Last week, the Food and Drug Administration and Federal Trade Commission warned Turley’s company against making claims that the non-psychoactive cannabis compound can help treat the coronavirus, or COVID-19.
“The FDA has observed that your website offers cannabidiol (CBD) products for sale in the United States and that these products are intended to mitigate, prevent, treat, diagnose, or cure COVID-19 in people,” the FDA wrote, adding that Neuro XPF should immediately halt sales of unapproved and unauthorized products for the treatment of the virus which has claimed the lives of over 75,000 people worldwide.
After taking down the contentious claims from his website, Turley decided to speak out on Twitter.
“In the recent days many of you have witnessed the resentment and backlash of individuals and agencies who wish to silence my message and demand I stand down at the risk of losing all,” Turley tweeted this weekend.
One of the Facebook posts containing advice on fighting the deadly virus with CBD advised customers to “crush corona” by boosting their immune systems.
“It’s what protects your body from the everyday attacks of bacteria, viruses, parasites and a host of other nasties,” according to Turley’s company.
The ex-New Orleans Saints said that his decision to step down from the company was motivated by the “demand by our government leaders for all to do what we can to win this war on COVID-19” and protecting his employees, whom he says are at risk due to his “personal advocacy.”

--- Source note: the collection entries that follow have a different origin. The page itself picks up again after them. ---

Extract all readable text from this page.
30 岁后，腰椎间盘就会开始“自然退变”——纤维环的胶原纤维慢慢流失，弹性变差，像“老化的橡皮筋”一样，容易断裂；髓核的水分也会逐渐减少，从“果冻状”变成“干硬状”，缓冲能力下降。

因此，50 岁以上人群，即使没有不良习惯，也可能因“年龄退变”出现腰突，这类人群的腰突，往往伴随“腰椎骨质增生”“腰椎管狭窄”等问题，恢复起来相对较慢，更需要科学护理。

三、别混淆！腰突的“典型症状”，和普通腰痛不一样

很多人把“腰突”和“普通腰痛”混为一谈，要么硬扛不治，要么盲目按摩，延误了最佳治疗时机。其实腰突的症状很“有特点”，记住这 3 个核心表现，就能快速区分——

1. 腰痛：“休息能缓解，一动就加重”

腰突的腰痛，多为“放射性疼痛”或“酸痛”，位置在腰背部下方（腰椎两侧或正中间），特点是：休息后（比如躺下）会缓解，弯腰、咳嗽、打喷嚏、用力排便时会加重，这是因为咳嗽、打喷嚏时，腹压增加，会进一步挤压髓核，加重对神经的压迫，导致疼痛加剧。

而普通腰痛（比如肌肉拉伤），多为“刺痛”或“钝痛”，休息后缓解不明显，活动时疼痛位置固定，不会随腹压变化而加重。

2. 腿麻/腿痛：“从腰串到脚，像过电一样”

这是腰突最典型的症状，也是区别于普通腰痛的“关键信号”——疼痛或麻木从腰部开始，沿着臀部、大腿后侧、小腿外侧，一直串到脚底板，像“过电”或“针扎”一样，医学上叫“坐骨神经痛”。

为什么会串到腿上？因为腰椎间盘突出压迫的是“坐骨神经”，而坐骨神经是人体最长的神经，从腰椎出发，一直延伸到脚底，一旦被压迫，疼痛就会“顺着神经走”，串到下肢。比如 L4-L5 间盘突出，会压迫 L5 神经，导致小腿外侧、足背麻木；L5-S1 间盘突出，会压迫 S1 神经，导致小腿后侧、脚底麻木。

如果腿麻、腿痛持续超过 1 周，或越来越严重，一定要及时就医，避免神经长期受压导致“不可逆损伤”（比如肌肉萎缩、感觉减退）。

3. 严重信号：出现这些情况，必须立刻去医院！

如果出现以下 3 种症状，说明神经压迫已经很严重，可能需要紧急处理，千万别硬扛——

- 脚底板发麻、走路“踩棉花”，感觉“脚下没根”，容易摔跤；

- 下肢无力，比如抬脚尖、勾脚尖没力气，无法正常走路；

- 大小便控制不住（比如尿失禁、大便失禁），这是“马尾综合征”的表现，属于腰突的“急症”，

Turley, who also owns a dispensary in Moreno Valley, concluded his statement with a promise that he’ll keep informing the public about the “unwavering truths” about the endocannabinoid system “that must be exposed at this time through the dropping of Schedule 1 status on cannabis.”

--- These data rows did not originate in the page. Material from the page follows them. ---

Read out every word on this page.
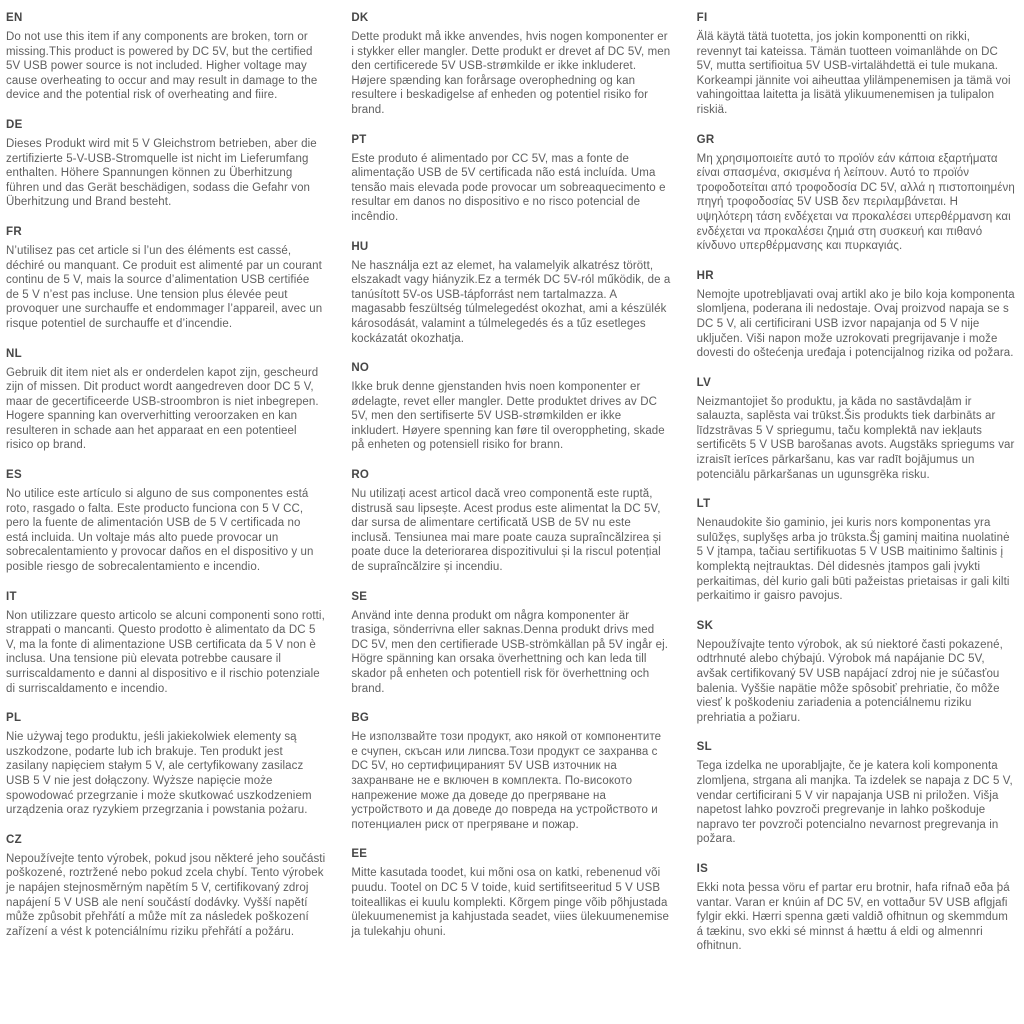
EN

Do not use this item if any components are broken, torn or missing.This product is powered by DC 5V, but the certified 5V USB power source is not included. Higher voltage may cause overheating to occur and may result in damage to the device and the potential risk of overheating and fiire.

DE

Dieses Produkt wird mit 5 V Gleichstrom betrieben, aber die zertifizierte 5-V-USB-Stromquelle ist nicht im Lieferumfang enthalten. Höhere Spannungen können zu Überhitzung führen und das Gerät beschädigen, sodass die Gefahr von Überhitzung und Brand besteht.

FR

N’utilisez pas cet article si l’un des éléments est cassé, déchiré ou manquant. Ce produit est alimenté par un courant continu de 5 V, mais la source d’alimentation USB certifiée de 5 V n’est pas incluse. Une tension plus élevée peut provoquer une surchauffe et endommager l’appareil, avec un risque potentiel de surchauffe et d’incendie.

NL

Gebruik dit item niet als er onderdelen kapot zijn, gescheurd zijn of missen. Dit product wordt aangedreven door DC 5 V, maar de gecertificeerde USB-stroombron is niet inbegrepen. Hogere spanning kan oververhitting veroorzaken en kan resulteren in schade aan het apparaat en een potentieel risico op brand.

ES

No utilice este artículo si alguno de sus componentes está roto, rasgado o falta. Este producto funciona con 5 V CC, pero la fuente de alimentación USB de 5 V certificada no está incluida. Un voltaje más alto puede provocar un sobrecalentamiento y provocar daños en el dispositivo y un posible riesgo de sobrecalentamiento e incendio.

IT

Non utilizzare questo articolo se alcuni componenti sono rotti, strappati o mancanti. Questo prodotto è alimentato da DC 5 V, ma la fonte di alimentazione USB certificata da 5 V non è inclusa. Una tensione più elevata potrebbe causare il surriscaldamento e danni al dispositivo e il rischio potenziale di surriscaldamento e incendio.

PL

Nie używaj tego produktu, jeśli jakiekolwiek elementy są uszkodzone, podarte lub ich brakuje. Ten produkt jest zasilany napięciem stałym 5 V, ale certyfikowany zasilacz USB 5 V nie jest dołączony. Wyższe napięcie może spowodować przegrzanie i może skutkować uszkodzeniem urządzenia oraz ryzykiem przegrzania i powstania pożaru.

CZ

Nepoužívejte tento výrobek, pokud jsou některé jeho součásti poškozené, roztržené nebo pokud zcela chybí. Tento výrobek je napájen stejnosměrným napětím 5 V, certifikovaný zdroj napájení 5 V USB ale není součástí dodávky. Vyšší napětí může způsobit přehřátí a může mít za následek poškození zařízení a vést k potenciálnímu riziku přehřátí a požáru.

DK

Dette produkt må ikke anvendes, hvis nogen komponenter er i stykker eller mangler. Dette produkt er drevet af DC 5V, men den certificerede 5V USB-strømkilde er ikke inkluderet. Højere spænding kan forårsage overophedning og kan resultere i beskadigelse af enheden og potentiel risiko for brand.

PT

Este produto é alimentado por CC 5V, mas a fonte de alimentação USB de 5V certificada não está incluída. Uma tensão mais elevada pode provocar um sobreaquecimento e resultar em danos no dispositivo e no risco potencial de incêndio.

HU

Ne használja ezt az elemet, ha valamelyik alkatrész törött, elszakadt vagy hiányzik.Ez a termék DC 5V-ról működik, de a tanúsított 5V-os USB-tápforrást nem tartalmazza. A magasabb feszültség túlmelegedést okozhat, ami a készülék károsodását, valamint a túlmelegedés és a tűz esetleges kockázatát okozhatja.

NO

Ikke bruk denne gjenstanden hvis noen komponenter er ødelagte, revet eller mangler. Dette produktet drives av DC 5V, men den sertifiserte 5V USB-strømkilden er ikke inkludert. Høyere spenning kan føre til overoppheting, skade på enheten og potensiell risiko for brann.

RO

Nu utilizați acest articol dacă vreo componentă este ruptă, distrusă sau lipsește. Acest produs este alimentat la DC 5V, dar sursa de alimentare certificată USB de 5V nu este inclusă. Tensiunea mai mare poate cauza supraîncălzirea și poate duce la deteriorarea dispozitivului și la riscul potențial de supraîncălzire și incendiu.

SE

Använd inte denna produkt om några komponenter är trasiga, sönderrivna eller saknas.Denna produkt drivs med DC 5V, men den certifierade USB-strömkällan på 5V ingår ej. Högre spänning kan orsaka överhettning och kan leda till skador på enheten och potentiell risk för överhettning och brand.

BG

Не използвайте този продукт, ако някой от компонентите е счупен, скъсан или липсва.Този продукт се захранва с DC 5V, но сертифицираният 5V USB източник на захранване не е включен в комплекта. По-високото напрежение може да доведе до прегряване на устройството и да доведе до повреда на устройството и потенциален риск от прегряване и пожар.

EE

Mitte kasutada toodet, kui mõni osa on katki, rebenenud või puudu. Tootel on DC 5 V toide, kuid sertifitseeritud 5 V USB toiteallikas ei kuulu komplekti. Kõrgem pinge võib põhjustada ülekuumenemist ja kahjustada seadet, viies ülekuumenemise ja tulekahju ohuni.

FI

Älä käytä tätä tuotetta, jos jokin komponentti on rikki, revennyt tai kateissa. Tämän tuotteen voimanlähde on DC 5V, mutta sertifioitua 5V USB-virtalähdettä ei tule mukana. Korkeampi jännite voi aiheuttaa ylilämpenemisen ja tämä voi vahingoittaa laitetta ja lisätä ylikuumenemisen ja tulipalon riskiä.

GR

Μη χρησιμοποιείτε αυτό το προϊόν εάν κάποια εξαρτήματα είναι σπασμένα, σκισμένα ή λείπουν. Αυτό το προϊόν τροφοδοτείται από τροφοδοσία DC 5V, αλλά η πιστοποιημένη πηγή τροφοδοσίας 5V USB δεν περιλαμβάνεται. Η υψηλότερη τάση ενδέχεται να προκαλέσει υπερθέρμανση και ενδέχεται να προκαλέσει ζημιά στη συσκευή και πιθανό κίνδυνο υπερθέρμανσης και πυρκαγιάς.

HR

Nemojte upotrebljavati ovaj artikl ako je bilo koja komponenta slomljena, poderana ili nedostaje. Ovaj proizvod napaja se s DC 5 V, ali certificirani USB izvor napajanja od 5 V nije uključen. Viši napon može uzrokovati pregrijavanje i može dovesti do oštećenja uređaja i potencijalnog rizika od požara.

LV

Neizmantojiet šo produktu, ja kāda no sastāvdaļām ir salauzta, saplēsta vai trūkst.Šis produkts tiek darbināts ar līdzstrāvas 5 V spriegumu, taču komplektā nav iekļauts sertificēts 5 V USB barošanas avots. Augstāks spriegums var izraisīt ierīces pārkaršanu, kas var radīt bojājumus un potenciālu pārkaršanas un ugunsgrēka risku.

LT

Nenaudokite šio gaminio, jei kuris nors komponentas yra sulūžęs, suplyšęs arba jo trūksta.Šį gaminį maitina nuolatinė 5 V įtampa, tačiau sertifikuotas 5 V USB maitinimo šaltinis į komplektą neįtrauktas. Dėl didesnės įtampos gali įvykti perkaitimas, dėl kurio gali būti pažeistas prietaisas ir gali kilti perkaitimo ir gaisro pavojus.

SK

Nepoužívajte tento výrobok, ak sú niektoré časti pokazené, odtrhnuté alebo chýbajú. Výrobok má napájanie DC 5V, avšak certifikovaný 5V USB napájací zdroj nie je súčasťou balenia. Vyššie napätie môže spôsobiť prehriatie, čo môže viesť k poškodeniu zariadenia a potenciálnemu riziku prehriatia a požiaru.

SL

Tega izdelka ne uporabljajte, če je katera koli komponenta zlomljena, strgana ali manjka. Ta izdelek se napaja z DC 5 V, vendar certificirani 5 V vir napajanja USB ni priložen. Višja napetost lahko povzroči pregrevanje in lahko poškoduje napravo ter povzroči potencialno nevarnost pregrevanja in požara.

IS

Ekki nota þessa vöru ef partar eru brotnir, hafa rifnað eða þá vantar. Varan er knúin af DC 5V, en vottaður 5V USB aflgjafi fylgir ekki. Hærri spenna gæti valdið ofhitnun og skemmdum á tækinu, svo ekki sé minnst á hættu á eldi og almennri ofhitnun.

Researchers look into effects of coronavirus on marijuana users
Meanwhile, as the global pandemic starts to show signs of a slowdown, researchers at the University of Miami have initiated a study on the impact of COVID-19 on medical marijuana patients.
“The global qualifying conditions for medical cannabis, though not uniform, all include individuals with compromised immune systems and other chronic health conditions. Therefore, this is a population that we cannot forget about in our joint effort to ‘flatten the curve,’” epidemiologist Denise C. Vidot said.
The study will be conducted via an online anonymous survey, which the researchers hope will reach cannabis users from “every country.”